Your total monthly debt-to-income ratio will need to be no higher than 43 percent. That means that when you add up mortgage payments, taxes, insurance and other debt like credit cards or car loans, that debt total has to be less than 43 percent of your annual income.

4. Are These New Rules A Benefit To Me?

Yes, they are designed to make the loans that are offered safer, with fewer surprises! For example, there are now restrictions on risky types of loans such as negative amortization loans, interest-only mortgages and artificial up-front teaser-style loans that put so many people into loans that that they could afford initially, but not when the payments later adjusted higher.

Another benefit is limits on some of the costs involved in getting a mortgage, including points and other fees that lenders often charge. Now, the maximum amount can't exceed 3 percent of the size of the loan.

5. Will It Be Harder For Me To Get A Mortgage - And Will Some Homebuyers Be Eliminated?

If you meet these new qualified loan standards, no, it will not be harder to get a mortgage. But yes, meeting these new standardized minimum requirements may be more challenging. This does not mean you or other buyers are going to be eliminated from home buying. The adjustments you can make to help qualify for these standards are: reduce some of your debt in advance of home purchasing, shop for a slightly lower priced home, or plan for a larger down payment.

6. Is This A Good Thing For The Housing Market?

Yes! When you qualify homebuyers and put them into houses they can actually afford, you help to stabilize the marketplace with fewer defaults and foreclosures. In the long run, it will help to regulate that artificial run up of home prices that happened in the bubble -- and will encourage new homebuyers to purchase homes they can safely afford.

7. Once I Become A Homeowner, How Will These New Rules Benefit Me?

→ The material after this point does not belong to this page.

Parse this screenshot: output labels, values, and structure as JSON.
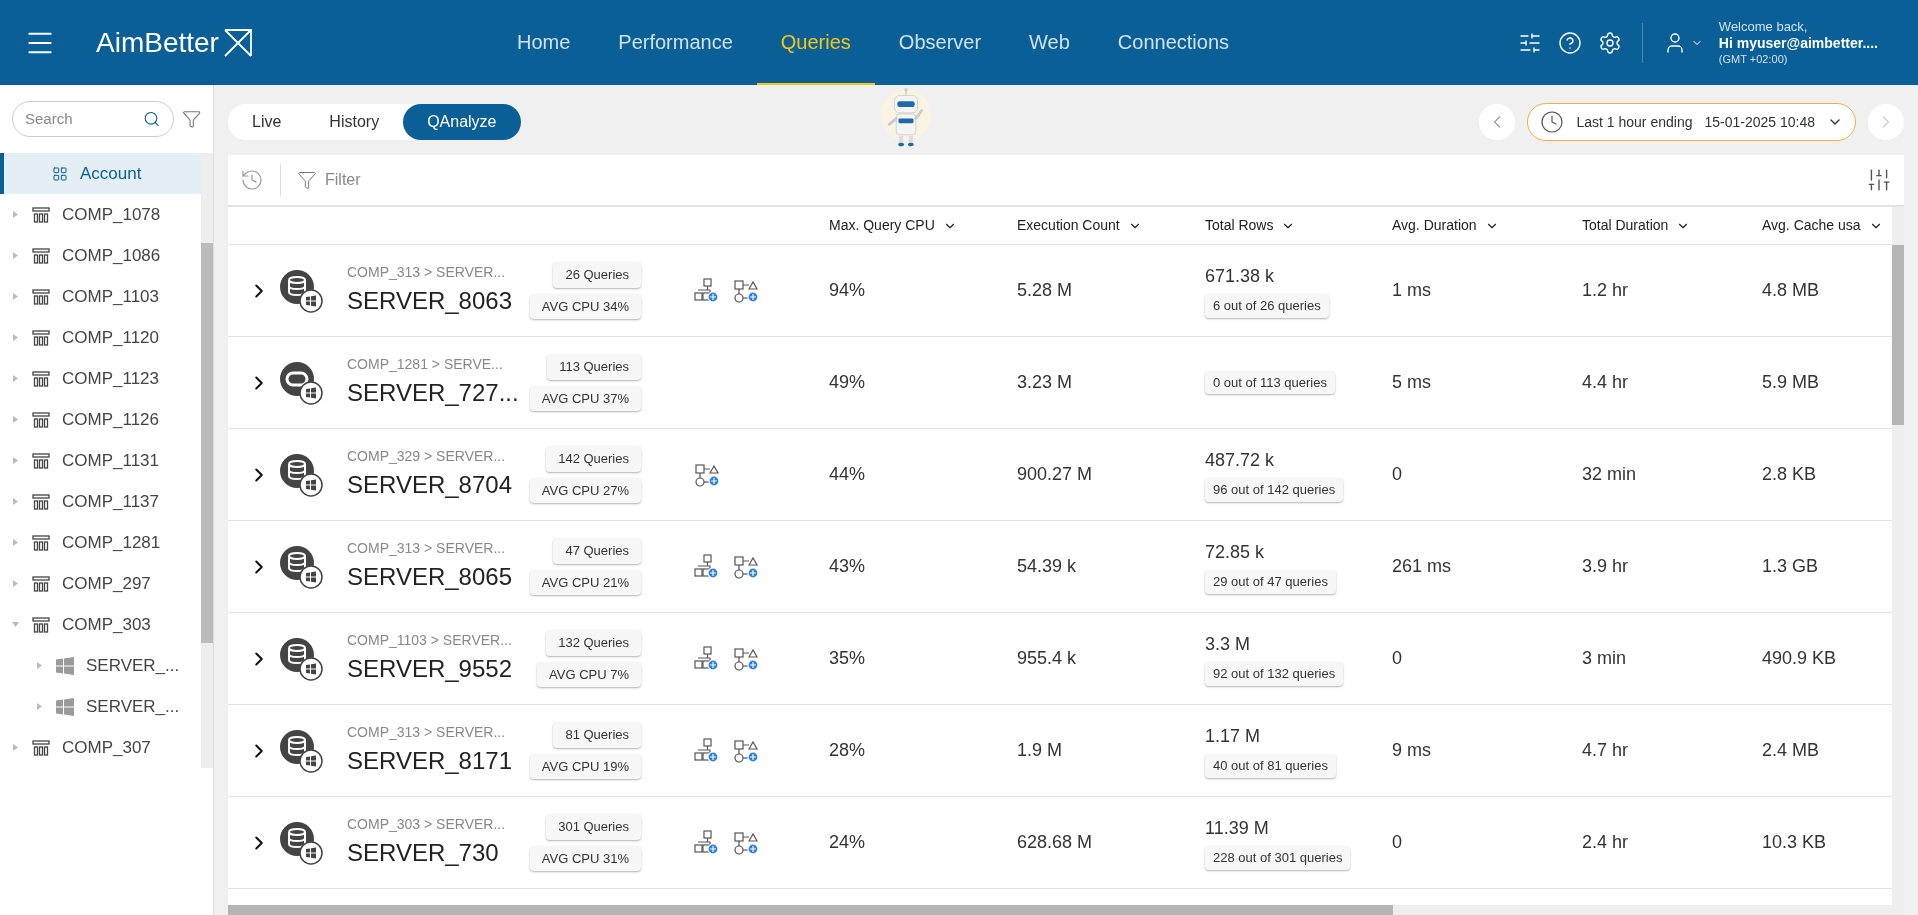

Homeowners will now have to receive a monthly statement showing exactly how their payments were credited. If you have an adjustable-rate mortgage, your statement has to tell you in advance when, and to how much, your rate is going to change. Also, if you fall behind in payments , loan servicers will now have to wait four months before starting a foreclosure proceeding. This will give you time to request a loan modification. Once you have a loan modification, foreclosure or short sale help, the loan servicer can't simultaneously move forward with a foreclosure proceeding -- you have the right to assistance from the mortgage servicer to help you with your options!